Risk Indicators & Red Flags

  • Late Section 16(a) Form 4 filing by Amanda Coussens in March 2023 (vesting of RSUs)—procedural compliance lapse noted among several insiders, but subsequently addressed .
  • Corporate policy prohibits hedging, pledging, short sales, and margining, reducing alignment risks and forced sales due to collateral calls .
  • Blackout periods and pre-clearance requirements constrain opportunistic trading and mitigate MNPI risk .
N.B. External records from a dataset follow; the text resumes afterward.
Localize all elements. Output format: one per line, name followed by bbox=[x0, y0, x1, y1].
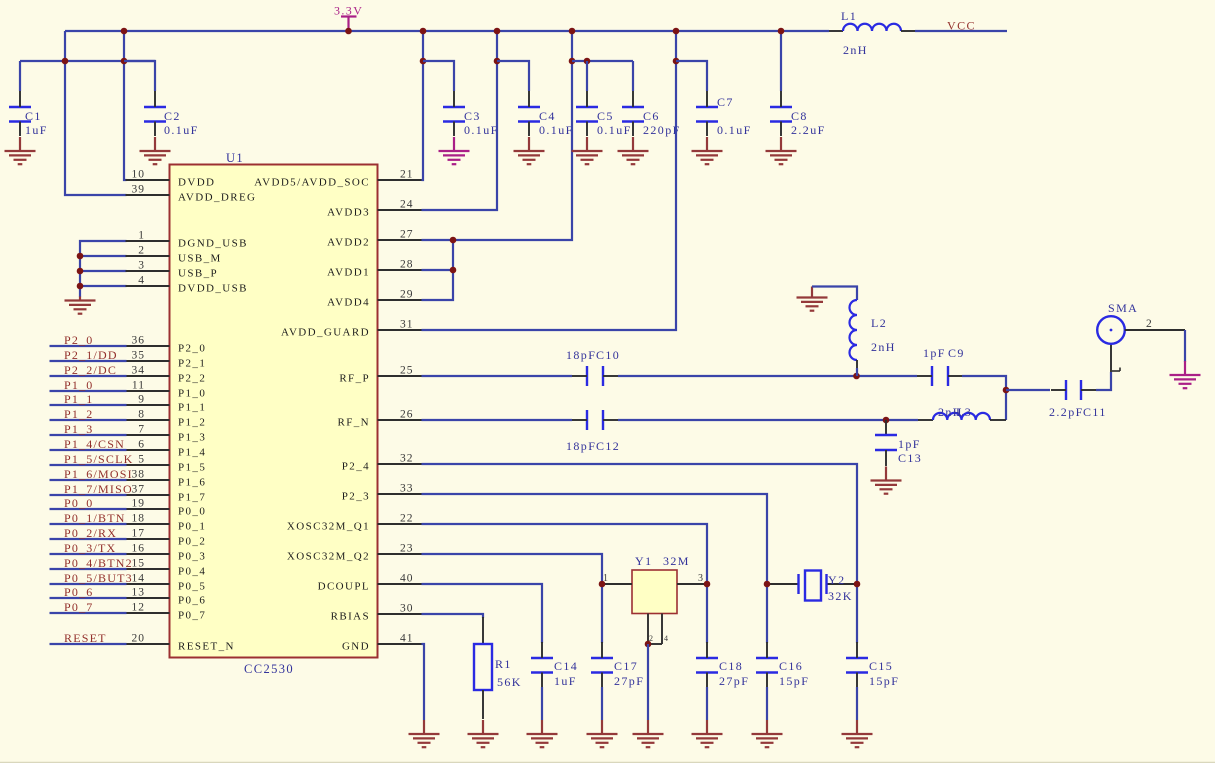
IC right pin stubs bbox=[378, 180, 422, 644]
svg-text:8: 8 bbox=[138, 409, 145, 421]
wire pin 28 to node bbox=[422, 269, 454, 271]
wire C11 to SMA bbox=[1096, 372, 1111, 390]
svg-text:XOSC32M_Q2: XOSC32M_Q2 bbox=[287, 551, 370, 563]
wire pin 41 to ground bbox=[422, 644, 425, 720]
connector SMA pin 1 stub bbox=[1110, 344, 1112, 372]
svg-text:1pF: 1pF bbox=[898, 437, 921, 451]
svg-text:XOSC32M_Q1: XOSC32M_Q1 bbox=[287, 521, 370, 533]
svg-text:L2: L2 bbox=[871, 316, 887, 330]
svg-text:0.1uF: 0.1uF bbox=[164, 123, 199, 137]
svg-text:18: 18 bbox=[132, 513, 146, 525]
svg-text:39: 39 bbox=[132, 184, 146, 196]
svg-text:L3: L3 bbox=[956, 405, 972, 419]
wire pin4 DVDD_USB bbox=[80, 285, 127, 287]
junction rail x781 bbox=[778, 28, 785, 35]
junction C5 bbox=[584, 58, 591, 65]
svg-text:15: 15 bbox=[132, 558, 146, 570]
svg-text:11: 11 bbox=[132, 380, 145, 392]
svg-text:P1_7: P1_7 bbox=[178, 492, 206, 504]
svg-text:P0_1: P0_1 bbox=[178, 521, 206, 533]
svg-text:AVDD_DREG: AVDD_DREG bbox=[178, 192, 256, 204]
svg-text:P0_0: P0_0 bbox=[178, 506, 206, 518]
svg-text:32: 32 bbox=[400, 453, 414, 465]
capacitor C13 bbox=[885, 420, 887, 435]
wire pin 21 to rail bbox=[422, 31, 424, 180]
svg-text:34: 34 bbox=[132, 365, 146, 377]
svg-text:P2_0: P2_0 bbox=[178, 343, 206, 355]
svg-text:23: 23 bbox=[400, 543, 414, 555]
svg-text:2nH: 2nH bbox=[843, 43, 868, 57]
svg-text:24: 24 bbox=[400, 199, 414, 211]
svg-text:C3: C3 bbox=[464, 109, 481, 123]
svg-text:AVDD2: AVDD2 bbox=[327, 237, 370, 249]
capacitor C6 bbox=[622, 107, 644, 122]
svg-text:P0_4: P0_4 bbox=[178, 566, 206, 578]
junction on rail at 3.3V bbox=[345, 28, 352, 35]
svg-text:6: 6 bbox=[138, 439, 145, 451]
svg-text:CC2530: CC2530 bbox=[244, 662, 294, 676]
wire pin 29 to node bbox=[422, 240, 454, 300]
svg-text:Y1: Y1 bbox=[635, 554, 652, 568]
svg-text:31: 31 bbox=[400, 319, 414, 331]
svg-text:P0_3: P0_3 bbox=[178, 551, 206, 563]
svg-text:VCC: VCC bbox=[947, 19, 976, 33]
svg-text:C7: C7 bbox=[717, 95, 734, 109]
svg-text:P0_6: P0_6 bbox=[178, 595, 206, 607]
wire C2 drop bbox=[124, 61, 155, 91]
svg-text:L1: L1 bbox=[841, 9, 857, 23]
svg-text:U1: U1 bbox=[226, 151, 244, 165]
svg-text:P0_5: P0_5 bbox=[178, 581, 206, 593]
wire R1 to ground bbox=[482, 690, 484, 719]
wire L2 top link bbox=[812, 287, 857, 301]
svg-text:P1_5: P1_5 bbox=[178, 462, 206, 474]
svg-text:C13: C13 bbox=[898, 451, 922, 465]
wire pin 22 to C18/Y1 pin3 bbox=[422, 524, 708, 643]
wire rail to pin 39 AVDD_DREG bbox=[65, 31, 127, 195]
svg-text:P0_6: P0_6 bbox=[64, 585, 93, 599]
svg-text:AVDD4: AVDD4 bbox=[327, 297, 370, 309]
bottom edge artifact bbox=[0, 761, 1215, 763]
svg-text:AVDD3: AVDD3 bbox=[327, 207, 370, 219]
svg-text:22: 22 bbox=[400, 513, 414, 525]
capacitor C2 bbox=[144, 107, 166, 122]
svg-text:4: 4 bbox=[664, 634, 668, 643]
svg-text:3: 3 bbox=[698, 573, 704, 584]
Y1 pin 1 stub bbox=[602, 583, 632, 585]
wire C10 to C9 bbox=[618, 375, 917, 377]
junction pins 28/29 bbox=[450, 267, 457, 274]
IC left pin numbers bbox=[132, 169, 146, 645]
svg-text:R1: R1 bbox=[495, 657, 512, 671]
capacitor C11 (series) bbox=[1066, 380, 1081, 400]
ground under C4 bbox=[514, 137, 545, 164]
svg-text:C16: C16 bbox=[779, 659, 803, 673]
ground at SMA (magenta) bbox=[1170, 361, 1201, 388]
ground under C3 (magenta) bbox=[439, 137, 470, 164]
net labels P2/P1/P0/RESET bbox=[64, 333, 133, 645]
svg-text:P1_3: P1_3 bbox=[64, 422, 93, 436]
ground under C18 bbox=[692, 720, 723, 747]
svg-text:32M: 32M bbox=[663, 554, 690, 568]
svg-text:17: 17 bbox=[132, 528, 146, 540]
ground under R1 bbox=[468, 720, 499, 747]
svg-text:DCOUPL: DCOUPL bbox=[318, 581, 370, 593]
wire C1 riser bbox=[19, 61, 21, 91]
svg-text:P0_2: P0_2 bbox=[178, 536, 206, 548]
svg-text:DGND_USB: DGND_USB bbox=[178, 238, 248, 250]
svg-text:P0_0: P0_0 bbox=[64, 496, 93, 510]
svg-text:P1_5/SCLK: P1_5/SCLK bbox=[64, 452, 133, 466]
svg-text:0.1uF: 0.1uF bbox=[597, 123, 632, 137]
crystal Y1 32M body bbox=[632, 570, 677, 614]
svg-text:12: 12 bbox=[132, 602, 146, 614]
Y1 case pins to ground bbox=[647, 614, 649, 645]
svg-text:P1_6/MOSI: P1_6/MOSI bbox=[64, 467, 133, 481]
wire pin1 DGND_USB to ground bus bbox=[80, 241, 127, 297]
svg-text:3.3V: 3.3V bbox=[334, 4, 363, 18]
svg-text:9: 9 bbox=[138, 394, 145, 406]
svg-text:C18: C18 bbox=[719, 659, 743, 673]
wire C9 to RF node bbox=[962, 376, 1006, 420]
wire pin 32 to C15/Y2 right bbox=[422, 464, 858, 643]
junction rail x572 bbox=[569, 28, 576, 35]
svg-text:56K: 56K bbox=[497, 675, 522, 689]
junction Y2 left bbox=[764, 581, 771, 588]
wire C8 drop from rail bbox=[780, 31, 782, 91]
svg-text:P2_1: P2_1 bbox=[178, 358, 206, 370]
svg-text:1: 1 bbox=[138, 230, 145, 242]
svg-text:P0_1/BTN: P0_1/BTN bbox=[64, 511, 126, 525]
wire RF node to C11 bbox=[1006, 389, 1050, 391]
capacitor C9 (series) bbox=[932, 366, 948, 386]
svg-text:27pF: 27pF bbox=[719, 674, 749, 688]
junction pins 27/28 bbox=[450, 237, 457, 244]
svg-text:GND: GND bbox=[342, 641, 370, 653]
svg-text:P2_1/DD: P2_1/DD bbox=[64, 348, 118, 362]
junction C13 tap bbox=[883, 417, 890, 424]
svg-text:1uF: 1uF bbox=[25, 123, 48, 137]
svg-text:C1: C1 bbox=[25, 109, 42, 123]
svg-text:27pF: 27pF bbox=[614, 674, 644, 688]
junction USB pin4 bbox=[77, 283, 84, 290]
ground under C7 bbox=[692, 137, 723, 164]
svg-text:P0_2/RX: P0_2/RX bbox=[64, 526, 117, 540]
svg-text:19: 19 bbox=[132, 498, 146, 510]
svg-text:2: 2 bbox=[138, 245, 145, 257]
junction rail x124 bbox=[121, 28, 128, 35]
junction Y1 pin1 bbox=[599, 581, 606, 588]
ground at L2 top bbox=[797, 287, 828, 311]
svg-text:RBIAS: RBIAS bbox=[331, 611, 370, 623]
capacitor C10 (series) bbox=[587, 366, 603, 386]
svg-text:C10: C10 bbox=[596, 348, 620, 362]
wire C5 drop bbox=[586, 61, 588, 91]
svg-text:C4: C4 bbox=[539, 109, 556, 123]
wire pin 23 to C17/Y1 pin1 bbox=[422, 554, 603, 643]
svg-text:RF_N: RF_N bbox=[338, 417, 371, 429]
svg-text:P0_5/BUT3: P0_5/BUT3 bbox=[64, 571, 133, 585]
ground under C15 bbox=[842, 720, 873, 747]
crystal Y2 32K bbox=[767, 583, 799, 585]
svg-text:P2_2/DC: P2_2/DC bbox=[64, 363, 117, 377]
ground under C17 bbox=[587, 720, 618, 747]
wire pin 33 to C16/Y2 left bbox=[422, 494, 768, 643]
svg-text:P2_4: P2_4 bbox=[342, 461, 370, 473]
power symbol 3.3V bbox=[341, 17, 357, 32]
svg-text:32K: 32K bbox=[828, 589, 853, 603]
svg-text:37: 37 bbox=[132, 484, 146, 496]
capacitor C15 bbox=[846, 658, 868, 673]
junction C1 link x65 bbox=[62, 58, 69, 65]
capacitor C3 bbox=[443, 107, 465, 122]
svg-text:0.1uF: 0.1uF bbox=[464, 123, 499, 137]
wire C15 to ground bbox=[856, 687, 858, 720]
svg-text:AVDD_GUARD: AVDD_GUARD bbox=[281, 327, 370, 339]
svg-text:C11: C11 bbox=[1083, 405, 1107, 419]
ground under C2 bbox=[140, 137, 171, 164]
svg-text:P1_1: P1_1 bbox=[64, 392, 93, 406]
ground under C1 bbox=[5, 137, 36, 164]
junction Y1 pin3 bbox=[704, 581, 711, 588]
IC left pin names bbox=[178, 177, 256, 653]
svg-text:C14: C14 bbox=[554, 659, 578, 673]
capacitor C14 bbox=[531, 658, 553, 673]
svg-text:RF_P: RF_P bbox=[339, 373, 370, 385]
wire C14 to ground bbox=[541, 687, 543, 720]
connector SMA body bbox=[1097, 316, 1125, 344]
wire rail to pin 10 DVDD bbox=[124, 31, 127, 180]
svg-text:C9: C9 bbox=[948, 346, 965, 360]
svg-text:10: 10 bbox=[132, 169, 146, 181]
wire SMA pin 2 to ground bbox=[1184, 330, 1186, 362]
svg-text:C2: C2 bbox=[164, 109, 181, 123]
junction rail x497 bbox=[494, 28, 501, 35]
wire RF_N pin 26 bbox=[422, 419, 573, 421]
ground USB bus bbox=[65, 297, 96, 314]
svg-text:20: 20 bbox=[132, 633, 146, 645]
svg-text:RESET: RESET bbox=[64, 631, 107, 645]
wire pin 27 to rail bbox=[422, 31, 573, 240]
svg-text:2.2pF: 2.2pF bbox=[1049, 405, 1084, 419]
junction tap C7 bbox=[673, 58, 680, 65]
svg-text:P0_4/BTN2: P0_4/BTN2 bbox=[64, 556, 133, 570]
svg-text:USB_M: USB_M bbox=[178, 253, 222, 265]
ground under C13 bbox=[871, 467, 902, 494]
svg-text:P1_7/MISO: P1_7/MISO bbox=[64, 482, 133, 496]
junction USB pin2 bbox=[77, 253, 84, 260]
wire VCC bbox=[915, 30, 1007, 32]
wire 3.3V power rail bbox=[65, 30, 829, 32]
svg-text:13: 13 bbox=[132, 587, 146, 599]
inductor L3 bbox=[918, 419, 933, 421]
capacitor C17 bbox=[591, 658, 613, 673]
capacitor C18 bbox=[696, 658, 718, 673]
wire C12 to L3 bbox=[618, 419, 918, 421]
capacitor C1 bbox=[9, 107, 31, 122]
svg-text:41: 41 bbox=[400, 633, 414, 645]
svg-text:P1_2: P1_2 bbox=[178, 417, 206, 429]
svg-text:2nH: 2nH bbox=[871, 340, 896, 354]
svg-text:USB_P: USB_P bbox=[178, 268, 218, 280]
svg-text:P1_0: P1_0 bbox=[64, 378, 93, 392]
svg-text:5: 5 bbox=[138, 454, 145, 466]
inductor L1 bbox=[829, 30, 843, 32]
capacitor C4 bbox=[518, 107, 540, 122]
svg-text:36: 36 bbox=[132, 335, 146, 347]
ground under Y1 bbox=[633, 720, 664, 747]
svg-text:P1_4: P1_4 bbox=[178, 447, 206, 459]
svg-text:C6: C6 bbox=[643, 109, 660, 123]
svg-text:P1_0: P1_0 bbox=[178, 388, 206, 400]
svg-text:SMA: SMA bbox=[1108, 301, 1138, 315]
svg-text:AVDD1: AVDD1 bbox=[327, 267, 370, 279]
ground under C5 bbox=[572, 137, 603, 164]
wire pin2 USB_M bbox=[80, 255, 127, 257]
svg-text:DVDD_USB: DVDD_USB bbox=[178, 283, 248, 295]
ground under C16 bbox=[752, 720, 783, 747]
wire pin 31 to rail bbox=[422, 31, 677, 330]
wire C1-C2 top link bbox=[20, 60, 155, 62]
junction C2 link x124 bbox=[121, 58, 128, 65]
IC U1 CC2530 body bbox=[170, 165, 378, 658]
svg-text:C17: C17 bbox=[614, 659, 638, 673]
svg-text:P1_4/CSN: P1_4/CSN bbox=[64, 437, 125, 451]
svg-text:1uF: 1uF bbox=[554, 674, 577, 688]
svg-text:P1_6: P1_6 bbox=[178, 477, 206, 489]
junction L2 bottom bbox=[853, 373, 860, 380]
svg-text:DVDD: DVDD bbox=[178, 177, 215, 189]
net label wires P2/P1/P0/RESET bbox=[50, 346, 127, 644]
svg-text:18pF: 18pF bbox=[566, 348, 596, 362]
svg-text:AVDD5/AVDD_SOC: AVDD5/AVDD_SOC bbox=[254, 177, 370, 189]
junction tap C4 bbox=[494, 58, 501, 65]
svg-text:33: 33 bbox=[400, 483, 414, 495]
ground under C8 bbox=[766, 137, 797, 164]
junction Y2 right bbox=[854, 581, 861, 588]
wire tap to C7 bbox=[676, 61, 707, 91]
wire RF_P pin 25 bbox=[422, 375, 573, 377]
svg-text:25: 25 bbox=[400, 365, 414, 377]
svg-text:P2_2: P2_2 bbox=[178, 373, 206, 385]
svg-text:27: 27 bbox=[400, 229, 414, 241]
svg-text:14: 14 bbox=[132, 573, 146, 585]
svg-text:15pF: 15pF bbox=[779, 674, 809, 688]
wire pin3 USB_P bbox=[80, 270, 127, 272]
svg-text:P2_0: P2_0 bbox=[64, 333, 93, 347]
inductor L2 bbox=[850, 300, 858, 360]
junction Y1 case bbox=[645, 641, 652, 648]
svg-text:2.2uF: 2.2uF bbox=[791, 123, 826, 137]
svg-text:C8: C8 bbox=[791, 109, 808, 123]
svg-text:P1_1: P1_1 bbox=[178, 402, 206, 414]
svg-text:0.1uF: 0.1uF bbox=[717, 123, 752, 137]
junction tap C5 left bbox=[569, 58, 576, 65]
svg-text:28: 28 bbox=[400, 259, 414, 271]
svg-text:Y2: Y2 bbox=[828, 573, 845, 587]
wire C18 to ground bbox=[706, 687, 708, 720]
svg-text:29: 29 bbox=[400, 289, 414, 301]
wire tap C5-C6 bbox=[572, 60, 633, 62]
junction rail x423 bbox=[420, 28, 427, 35]
Y1 pin 3 stub bbox=[677, 583, 707, 585]
svg-text:30: 30 bbox=[400, 603, 414, 615]
wire pin 24 to rail bbox=[422, 31, 498, 210]
svg-text:P1_3: P1_3 bbox=[178, 432, 206, 444]
ground under C6 bbox=[618, 137, 649, 164]
wire C17 to ground bbox=[601, 687, 603, 720]
wire Y1 case to ground bbox=[647, 644, 649, 720]
svg-text:C12: C12 bbox=[596, 439, 620, 453]
IC right pin numbers bbox=[400, 169, 414, 645]
svg-text:C15: C15 bbox=[869, 659, 893, 673]
svg-text:2: 2 bbox=[1146, 318, 1153, 330]
ground pin 41 bbox=[409, 720, 440, 747]
wire C6 drop bbox=[632, 61, 634, 91]
svg-text:40: 40 bbox=[400, 573, 414, 585]
capacitor C7 bbox=[696, 107, 718, 122]
IC right pin names bbox=[254, 177, 370, 653]
IC left pin stubs bbox=[126, 180, 170, 644]
svg-text:1pF: 1pF bbox=[923, 346, 946, 360]
svg-text:4: 4 bbox=[138, 275, 145, 287]
junction tap C3 bbox=[420, 58, 427, 65]
wire tap to C4 bbox=[497, 61, 529, 91]
svg-text:P0_3/TX: P0_3/TX bbox=[64, 541, 116, 555]
capacitor C16 bbox=[756, 658, 778, 673]
ground under C14 bbox=[527, 720, 558, 747]
svg-text:P0_7: P0_7 bbox=[178, 610, 206, 622]
junction USB pin3 bbox=[77, 268, 84, 275]
svg-text:26: 26 bbox=[400, 409, 414, 421]
svg-text:3: 3 bbox=[138, 260, 145, 272]
capacitor C5 bbox=[576, 107, 598, 122]
connector SMA pin 2 stub bbox=[1125, 329, 1185, 331]
svg-text:38: 38 bbox=[132, 469, 146, 481]
svg-text:C5: C5 bbox=[597, 109, 614, 123]
svg-text:15pF: 15pF bbox=[869, 674, 899, 688]
svg-text:P1_2: P1_2 bbox=[64, 407, 93, 421]
svg-text:0.1uF: 0.1uF bbox=[539, 123, 574, 137]
wire C16 to ground bbox=[766, 687, 768, 720]
svg-text:18pF: 18pF bbox=[566, 439, 596, 453]
resistor R1 bbox=[474, 644, 492, 690]
svg-text:35: 35 bbox=[132, 350, 146, 362]
capacitor C8 bbox=[770, 107, 792, 122]
junction rail x676 bbox=[673, 28, 680, 35]
wire pin 40 to C14 bbox=[422, 584, 543, 643]
svg-text:RESET_N: RESET_N bbox=[178, 641, 235, 653]
svg-text:P2_3: P2_3 bbox=[342, 491, 370, 503]
svg-text:16: 16 bbox=[132, 543, 146, 555]
junction RF node bbox=[1003, 387, 1010, 394]
capacitor C12 (series) bbox=[587, 410, 603, 430]
svg-text:7: 7 bbox=[138, 424, 145, 436]
wire pin 30 to R1 bbox=[422, 614, 484, 618]
svg-text:21: 21 bbox=[400, 169, 414, 181]
svg-text:P0_7: P0_7 bbox=[64, 600, 93, 614]
wire tap to C3 bbox=[423, 61, 454, 91]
Equity Award Detail (Grants and Vesting)

DateInstrumentSharesGrant-Date Fair ValueKey Terms
3/9/2023Options55,325 Not disclosedStrike $9.93; vest on 5th anniversary
3/9/2023RSUs12,137 Not disclosedVested on first anniversary
10/23/2023RSUs21,506 Not disclosedVested on first anniversary
3/4/2024Options20,000 Not disclosedStrike $7.99; vest 25% on 2nd–5th anniversaries
3/4/2024RSUs (bonus in-lieu)14,393 $115,000 Vested on first anniversary
3/4/2024RSUs76,972 (incl. above 14,393) Not disclosedVested on first anniversary
2/14/2025Options17,953 Not disclosedStrike $12.61; vest 25% on 2nd–5th anniversaries
2/14/2025RSUs47,582 Not disclosedVest on first anniversary

Equity Ownership Controls

  • Transferability limits under the 2021 Plan; CIC treatment converts performance awards and accelerates under specified conditions; clawbacks tied to inaccurate financials and misconduct .
  • Award agreements prohibit pledging/transfer pre-vesting; RSU agreements emphasize service-based vesting and non-transferability until issuance .
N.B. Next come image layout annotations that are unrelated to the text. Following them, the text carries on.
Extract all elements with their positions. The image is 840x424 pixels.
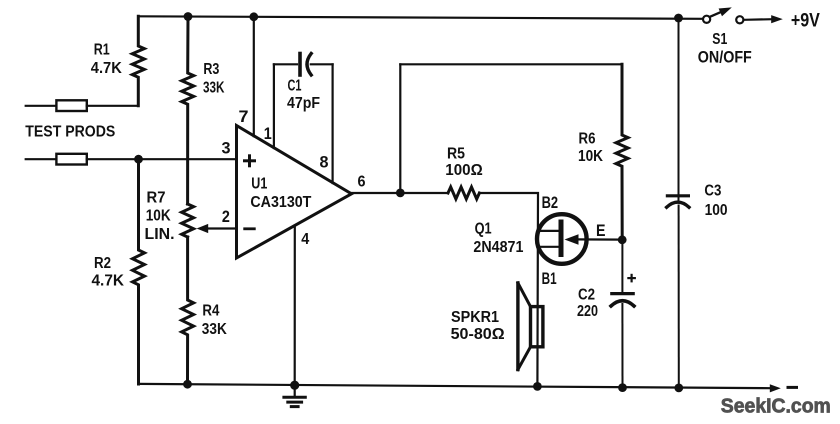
wire S1 to +9V xyxy=(745,18,773,21)
svg-text:CA3130T: CA3130T xyxy=(250,194,311,211)
bottom rail arrowhead xyxy=(770,384,781,392)
op-amp minus sign xyxy=(245,227,255,230)
svg-text:R5: R5 xyxy=(447,146,465,163)
C2 plus sign xyxy=(628,275,634,281)
wire pin 8 xyxy=(332,64,334,183)
capacitor C3 xyxy=(678,18,680,200)
resistor R1 xyxy=(132,16,144,106)
svg-text:50-80Ω: 50-80Ω xyxy=(451,326,505,343)
node bottom rail / C2 xyxy=(618,383,627,392)
svg-text:100Ω: 100Ω xyxy=(445,162,483,179)
node top rail / C3 xyxy=(674,14,683,23)
svg-text:SPKR1: SPKR1 xyxy=(451,309,499,326)
speaker SPKR1 xyxy=(531,307,543,347)
capacitor C2 xyxy=(621,240,623,294)
wire Q1 B2 lead xyxy=(538,230,559,232)
svg-text:LIN.: LIN. xyxy=(145,226,175,243)
resistor R6 xyxy=(616,64,628,240)
Q1 emitter arrowhead xyxy=(565,234,579,245)
svg-text:R6: R6 xyxy=(579,131,596,148)
wire Q1 emitter xyxy=(576,238,622,240)
svg-text:4.7K: 4.7K xyxy=(92,273,125,290)
wire test prod 2 / pin 3 input xyxy=(26,158,57,160)
+9V arrowhead xyxy=(771,15,783,23)
svg-text:S1: S1 xyxy=(712,31,727,48)
svg-text:47pF: 47pF xyxy=(287,95,320,112)
node test prod 2 / R2 xyxy=(134,155,143,164)
svg-text:B2: B2 xyxy=(542,193,559,212)
resistor R3 xyxy=(182,17,194,205)
svg-text:U1: U1 xyxy=(251,176,267,193)
svg-text:33K: 33K xyxy=(203,79,225,96)
wire Q1 B1 lead xyxy=(538,246,559,248)
test prod body 1 xyxy=(56,100,86,111)
node bottom rail / speaker xyxy=(533,382,542,391)
wire bottom ground rail xyxy=(139,384,771,388)
capacitor C1 xyxy=(274,63,297,65)
svg-text:6: 6 xyxy=(358,174,366,191)
potentiometer R7 xyxy=(182,204,194,237)
svg-text:C3: C3 xyxy=(704,183,721,200)
op-amp plus sign xyxy=(245,156,255,166)
wire pin 1 xyxy=(273,64,275,148)
wire top supply rail xyxy=(138,16,702,19)
test prod body 2 xyxy=(56,154,86,165)
node emitter / R6 / C2 xyxy=(618,235,627,244)
svg-text:Q1: Q1 xyxy=(475,221,492,238)
wire R5 to Q1 B2 xyxy=(479,193,538,386)
svg-text:C2: C2 xyxy=(578,287,595,304)
node bottom rail / pin4 ground xyxy=(290,381,299,390)
resistor R4 xyxy=(182,237,194,384)
node bottom rail / R4 xyxy=(183,380,192,389)
resistor R5 xyxy=(448,187,479,199)
svg-text:+9V: +9V xyxy=(791,9,820,31)
svg-text:100: 100 xyxy=(705,202,728,219)
wire feedback vertical xyxy=(399,64,401,193)
Q1 base bar xyxy=(559,222,564,255)
wire pin 4 xyxy=(294,226,296,385)
svg-text:2: 2 xyxy=(222,207,230,226)
switch S1 xyxy=(703,16,710,23)
op-amp U1 triangle xyxy=(237,126,352,259)
svg-text:C1: C1 xyxy=(288,78,302,95)
R7 wiper arrowhead xyxy=(197,224,209,233)
svg-text:R1: R1 xyxy=(94,42,110,59)
svg-text:B1: B1 xyxy=(542,269,557,288)
svg-text:R2: R2 xyxy=(94,255,111,272)
node top rail / pin7 xyxy=(249,12,258,21)
node top rail / R3 xyxy=(184,12,193,21)
wire test prod 1 xyxy=(26,105,57,107)
resistor R2 xyxy=(133,159,145,384)
svg-text:10K: 10K xyxy=(578,148,604,165)
svg-text:2N4871: 2N4871 xyxy=(473,239,523,256)
svg-text:1: 1 xyxy=(264,124,272,143)
bottom rail minus dash xyxy=(788,386,797,389)
svg-text:8: 8 xyxy=(320,153,329,172)
wire op-amp output pin 6 xyxy=(352,192,449,194)
transistor Q1 body xyxy=(537,214,587,264)
svg-text:TEST PRODS: TEST PRODS xyxy=(25,123,115,140)
node output / feedback xyxy=(396,189,405,198)
svg-text:10K: 10K xyxy=(146,207,172,224)
svg-text:R3: R3 xyxy=(203,61,219,78)
wire pin 7 xyxy=(253,17,255,136)
svg-text:4: 4 xyxy=(301,231,309,248)
wire feedback top horizontal xyxy=(400,63,622,65)
svg-text:E: E xyxy=(596,221,606,240)
svg-text:R4: R4 xyxy=(202,303,219,320)
svg-text:ON/OFF: ON/OFF xyxy=(698,48,752,67)
svg-text:33K: 33K xyxy=(202,321,228,338)
svg-text:7: 7 xyxy=(239,107,249,126)
svg-text:220: 220 xyxy=(577,303,598,320)
wire R7 wiper to pin 2 xyxy=(207,227,237,229)
ground symbol xyxy=(294,385,296,396)
svg-text:4.7K: 4.7K xyxy=(91,60,123,77)
svg-text:SeekIC.com: SeekIC.com xyxy=(721,396,831,418)
svg-text:3: 3 xyxy=(222,139,231,158)
node bottom rail / C3 xyxy=(674,384,683,393)
svg-text:R7: R7 xyxy=(147,189,166,206)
Employment Contracts & Transition Mechanics

  • Current Coussens Employment Agreement content and term mechanics provided above; termination categories include non-renewal, Without Cause, Good Reason, death/disability .
  • Severance economics: salary multiple and target bonus plus COBRA and equity vesting; increased multiples upon CIC within 18 months .

Investment Implications

  • Strong alignment via multi-year vesting of options (2nd–5th anniversary) and first-anniversary RSUs likely reduces near-term insider sell pressure; policy prohibitions on hedging/pledging further limit adverse alignment risks .
  • Compensation mix includes meaningful carried interest exposure—ties executive rewards to realized fund performance and cash distributions; watch for carried interest timing and magnitude in “All Other Compensation” as a leading indicator of realized performance .
  • Beneficial ownership increased from 22,174 to 83,405 shares YoY, indicating rising skin-in-the-game; still <1% stake suggests alignment primarily via incentive design rather than outright ownership percentage .
  • Procedural risk noted (late Form 4 in 2023), but governance structures (independent Compensation Committee, clawbacks, pre-clearance/blackouts) mitigate broader compliance risk; monitor 10b5-1 plan disclosures for any selling programs .
Note: EBITDA values for FY 2022 and FY 2023 marked with * were retrieved from S&P Global.